Mai mi era capitato di entrare nello studio di un pittore.
Definirlo tale forse é fuori luogo, perché più appropriato sarebbe parlare di nascondiglio o rifugio.
Perché un po l’artista lascia la realtà e fugge nel suo lavoro, si isola, si emargina, o forse meglio ancora si astrae, e si innalza al di sopra di tutto.
Da mesi cerco l’immagine perfetta per la copertina del mio prossimo romanzo, qualcosa di particolare, unico e tale da essere il vestito per le mie pagine.
L’invito a varcare quella soglia giunge al momento giusto, e con emozione accetto impaziente, già correndo con la fantasia ed immaginando di trovare, tra gli inediti di questo artista scomparso da poco, l’immagine perfetta.
Mi accolgono moglie e figlio di Valentino, questo il suo nome , quasi più emozionati di quanto lo sia io.
“Valentino trascorreva gran parte della giornata qui!
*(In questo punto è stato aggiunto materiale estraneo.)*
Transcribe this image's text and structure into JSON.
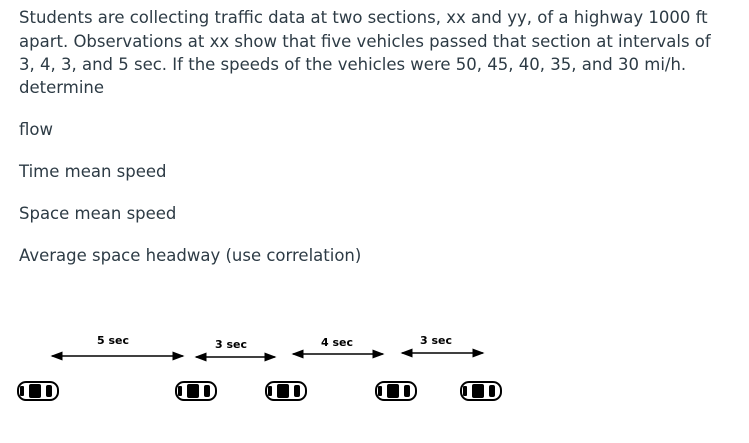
{
  "problem": {
    "lines": [
      "Students are collecting traffic data at two sections, xx and yy, of a highway 1000 ft",
      "apart. Observations at xx show that five vehicles passed that section at intervals of",
      "3, 4, 3, and 5 sec. If the speeds of the vehicles were 50, 45, 40, 35, and 30 mi/h.",
      "determine"
    ]
  },
  "items": [
    "flow",
    "Time mean speed",
    "Space mean speed",
    "Average space headway (use correlation)"
  ],
  "diagram": {
    "intervals": [
      "5 sec",
      "3 sec",
      "4 sec",
      "3 sec"
    ]
  }
}
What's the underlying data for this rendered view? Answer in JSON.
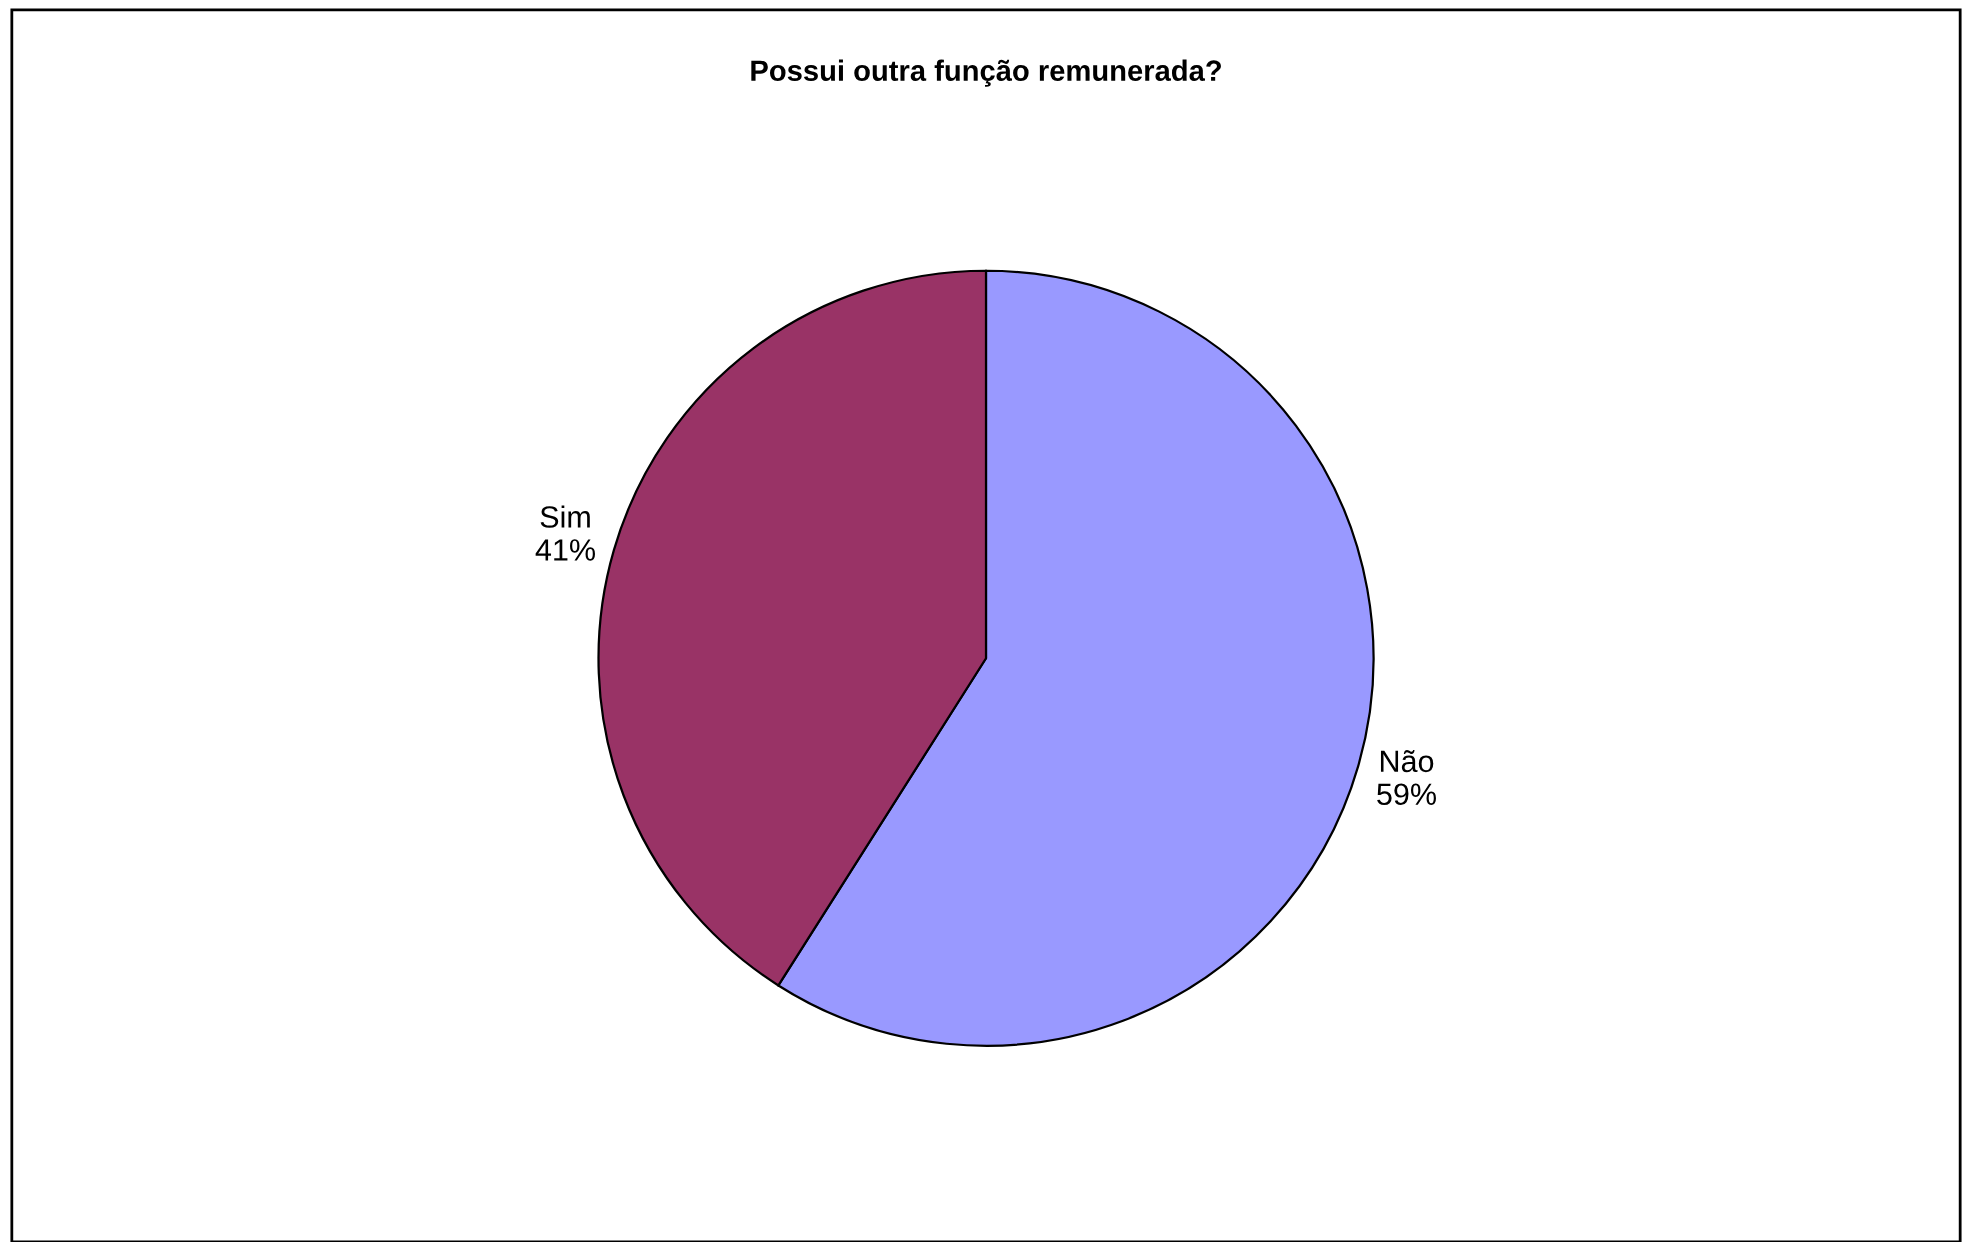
{
  "chart_data": {
    "type": "pie",
    "title": "Possui outra função remunerada?",
    "categories": [
      "Não",
      "Sim"
    ],
    "values": [
      59,
      41
    ],
    "colors": [
      "#9999ff",
      "#993366"
    ],
    "value_labels": [
      "59%",
      "41%"
    ],
    "data_labels": true,
    "legend": false
  }
}
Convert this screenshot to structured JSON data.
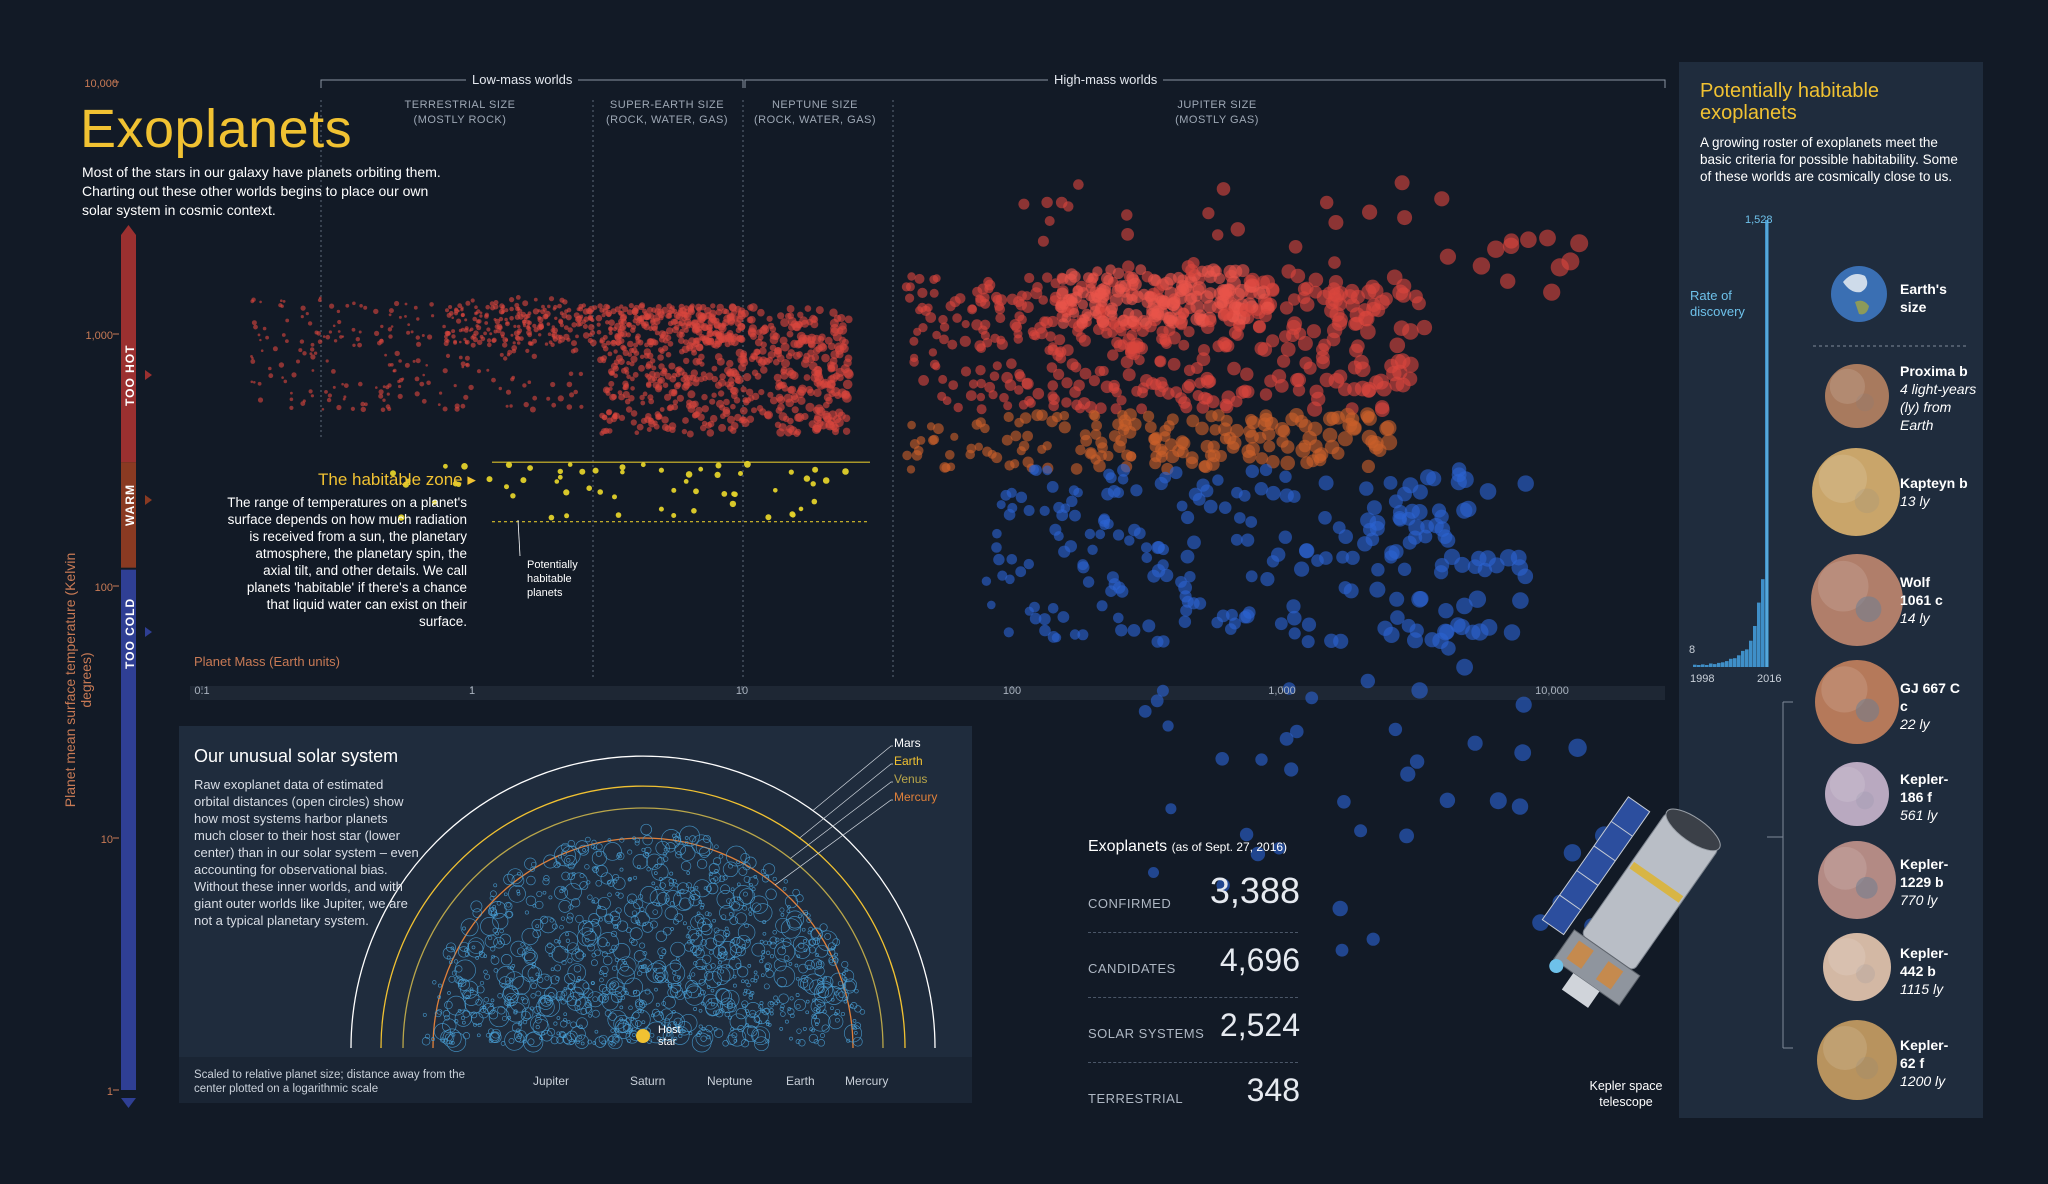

Da quando é mancato siamo entrati si e no tre volte, e anche quando, non abbiamo mai toccato nulla.”
É il figlio a parlare, mentre apre la porta di una cantina nel retro scala di una palazzina fine anni settanta.
“Valentino era geloso dei suoi dipinti, e non amava essere disturbato mentre lavorava”.
Continua la moglie con un velo di commozione, la ferita per la scomparsa é ancora aperta.
La porta si apre, e la luce di tre lampadine a penzoloni, presenta alla vista uno stanzino arredato da un piccolo tavolo quadrato al centro, una vecchia lunga credenza su un lato, e mensole che riempiono tutte le pareti intorno. Tele e tavole sono riposte ovunque in quantità indefinita.
Il mio sguardo si perde alla ricerca di qualche immagine particolare, che mi catturi al primo colpo.
Ma é uno sforzo inutile, perché non faccio altro che vedere volti di donna e nudi.
Comincio a scattare foto delle prime tavole, pensando di trovare nell’obiettivo della macchina quello che i miei occhi non hanno carpito.
Mi rendo conto che il figlio dell’artista, uno dopo l’altro, li sta delicatamente mettendo in posa sotto la luce di una delle lampade.
Sono modelle, nude, dai piedi piccoli e corpi bellissimi, oppure volti femminili riflessivi con sguardi nel vuoto.
Scatto e scatto, e mano a mano che mi sposto nei pochi metri mi avvicino alla postazione in cui l’artista passava le sue ore. Sul trepiedi sta ancora una tavola incompleta. Appoggiata la tavolozza dei colori, ricavata da un legno pressato e una tazza con i pennelli ancora intrisi, i pennelli di Valentino.
L’ aria é intrisa di un misto di polvere e odore di colori ad olio e il tempo sembra davvero essersi fermato.
Ci stiamo muovendo come se da un momento all’altro potesse affacciarsi a quella porta e chiederci cosa stiamo facendo. Tanto é ancora vivo il suo spirito in quelle immagini.
Mi fermo qualche istante, é trascorsa un’ora, fatta di scatti continui, e non siamo nemmeno a metà.
Provo a pensare a quell’uomo, seduto, mentre dipinge le sue opere.
Immagino cosa potesse vivere immerso nel suo mondo.
Fantastico sulle pennellate, che colpo dopo colpo, divenivano creature viventi, immortalate per l’eternità.
Provo a mettere a confronto le sensazioni che vivo mentre scrivo, mentre i personaggi dei miei romanzi prendono a vivere di vita propria e io mi scopro spettatore e cronista delle loro vicende.
Immagino Valentino osservare nel suo mondo queste figure farsi vive, e per qualche istante riesco a percepire una meravigliosa sensazione.
Il lavoro continua e dopo un’altra ora è mezza chiudo la macchina fotografica.
“Non li abbiamo mai contati, ed é la prima volta che vengono fotografati”.
É il figlio quasi a giustificarsi per il tempo necessario alla visita di quei pochi metri quadri, mentre mi accompagna alla macchina.
Sono giunto un pomeriggio per trovare un’immagine speciale e ho trovato un mondo meraviglioso fatto di oltre quattrocento opere inedite.